Wilhelm Sasnal
October 20, 2011

Wilhelm Sasnal: Clothes, 2009
I follow London from afar these days, and sometimes read reviews of art exhibitions or plays even if there’s little chance of actually going. Yesterday in the Guardian I thus came across a review of an exhibition at Whitechapel Gallery, featuring the Polish painter Wilhelm Sasnal (b. 1972).
I’m a bit of a tourist when it comes to art, and can name only a few contemporary artists: like many people, I tend to focus on the big blockbuster shows, featuring long-dead painters. It’s not that I think there’s nothing good to see of more recent date, it’s just that I don’t know where to start.

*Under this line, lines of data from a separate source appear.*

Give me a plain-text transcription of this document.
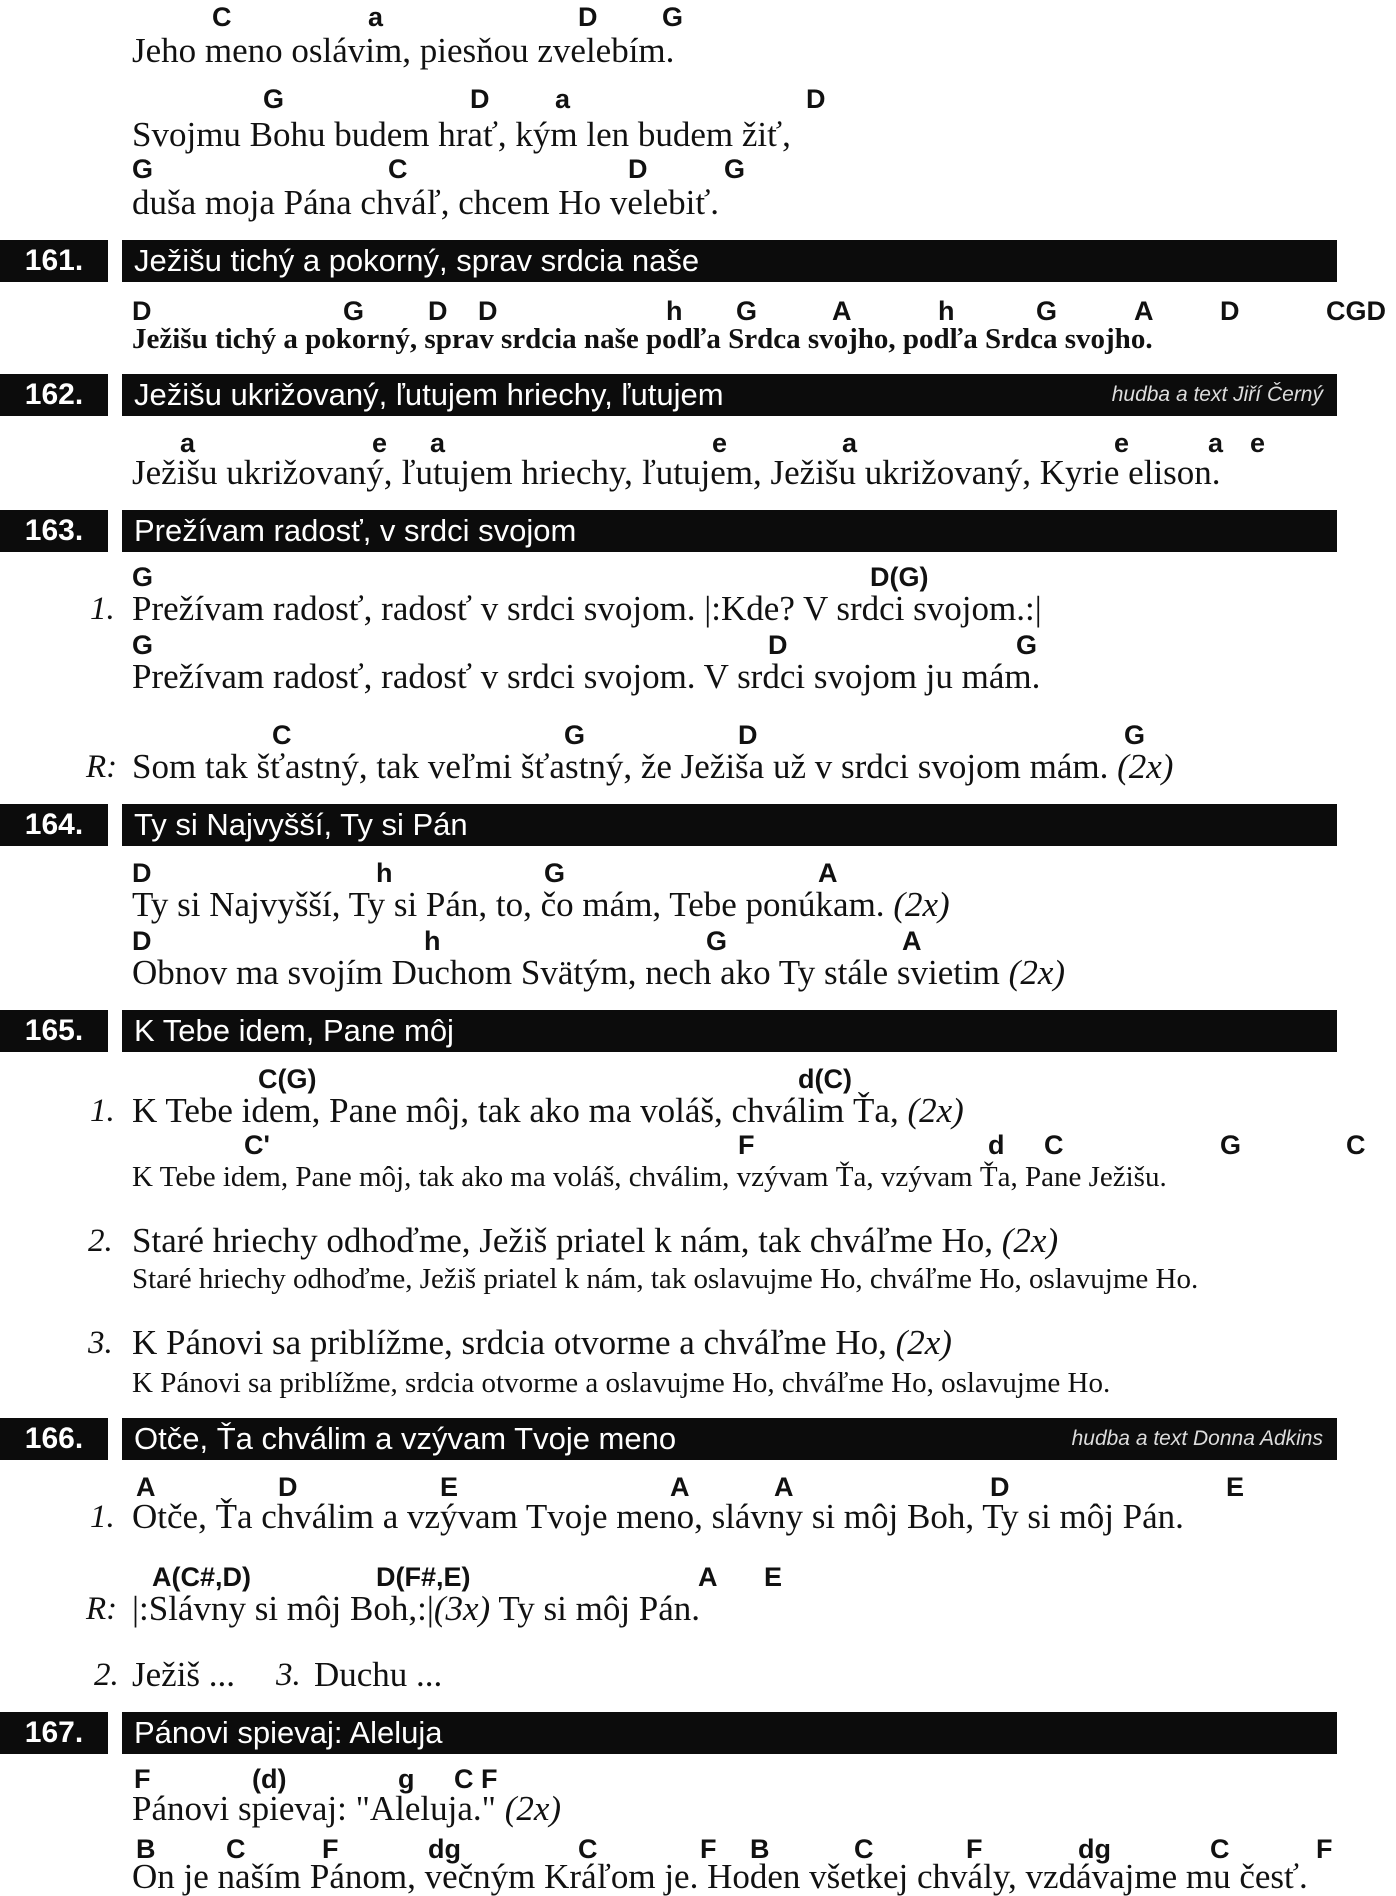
C	a	D G
Jeho meno oslávim, piesňou zvelebím.
G	D a	D
Svojmu Bohu budem hrať, kým len budem žiť,
G	C	D	G
duša moja Pána chváľ, chcem Ho velebiť.
161.	Ježišu tichý a pokorný, sprav srdcia naše
D	G D D	h G	A	h	G	A D	CGD
Ježišu tichý a pokorný, sprav srdcia naše podľa Srdca svojho, podľa Srdca svojho.
162.	Ježišu ukrižovaný, ľutujem hriechy, ľutujem	hudba a text Jiří Černý
a	e a	e	a	e	a e
Ježišu ukrižovaný, ľutujem hriechy, ľutujem, Ježišu ukrižovaný, Kyrie elison.
163.	Prežívam radosť, v srdci svojom
G	D(G)
1. Prežívam radosť, radosť v srdci svojom. |:Kde? V srdci svojom.:|
G	D	G
Prežívam radosť, radosť v srdci svojom. V srdci svojom ju mám.
C	G	D	G
R: Som tak šťastný, tak veľmi šťastný, že Ježiša už v srdci svojom mám. (2x)
164.	Ty si Najvyšší, Ty si Pán
D	h	G	A
Ty si Najvyšší, Ty si Pán, to, čo mám, Tebe ponúkam. (2x)
D	h	G	A
Obnov ma svojím Duchom Svätým, nech ako Ty stále svietim (2x)
165.	K Tebe idem, Pane môj
C(G)	d(C)
1. K Tebe idem, Pane môj, tak ako ma voláš, chválim Ťa, (2x)
C'	F	d C	G	C
K Tebe idem, Pane môj, tak ako ma voláš, chválim, vzývam Ťa, vzývam Ťa, Pane Ježišu.
2. Staré hriechy odhoďme, Ježiš priatel k nám, tak chváľme Ho, (2x)
Staré hriechy odhoďme, Ježiš priatel k nám, tak oslavujme Ho, chváľme Ho, oslavujme Ho.
3. K Pánovi sa priblížme, srdcia otvorme a chváľme Ho, (2x)
K Pánovi sa priblížme, srdcia otvorme a oslavujme Ho, chváľme Ho, oslavujme Ho.
166.	Otče, Ťa chválim a vzývam Tvoje meno	hudba a text Donna Adkins
A	D	E	A	A	D	E
1. Otče, Ťa chválim a vzývam Tvoje meno, slávny si môj Boh, Ty si môj Pán.
A(C#,D)	D(F#,E)	A E
R: |:Slávny si môj Boh,:|(3x) Ty si môj Pán.
2. Ježiš ... 3. Duchu ...
167.	Pánovi spievaj: Aleluja
F	(d)	g C F
Pánovi spievaj: "Aleluja." (2x)
B	C	F	dg	C	F B	C	F	dg	C	F
On je naším Pánom, večným Kráľom je. Hoden všetkej chvály, vzdávajme mu česť.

This seemed like a good place, though: the article made me curious. He (the journalist) talked of Sasnal’s deceptively inexpressive figures and planes, and seemingly vacant spaces that invited the viewer to consider what might be missing; often, the suggested absences had the touch of something sinister. The lack of sentiment had a quality that, at least for the journalist, made the motif a starting point, rather than a full stop.
Having now browsed Sasnal’s work, online, for the moment, I get a sense of what the journalist was talking about. In ‘Clothes’, there’s not only the question of the abandoned clothes (by whom, and why?), but also what might be underneath that dark, wind-blown hill. A large chunk of it has been dug away, and a curtain of black paint makes it look as if the soil is bleeding. Shadows and shapes are glimpsed through the liquid, but what they might be we don’t know.
Sasnal’s paintings seem to do something crucial to art: they demand a viewer for their full effect, and in turn the viewer comes away with an experience not only of the paintings, but of having taken part in a creative process.
Although I doubt there will be a chance to catch the exhibition at Whitechapel, I now have the name ‘Sasnal’ lodged somewhere in my mind (and, of course, here on the blog), hoping that it might light up should I come across it again. And now I can name at least one painter still alive and well.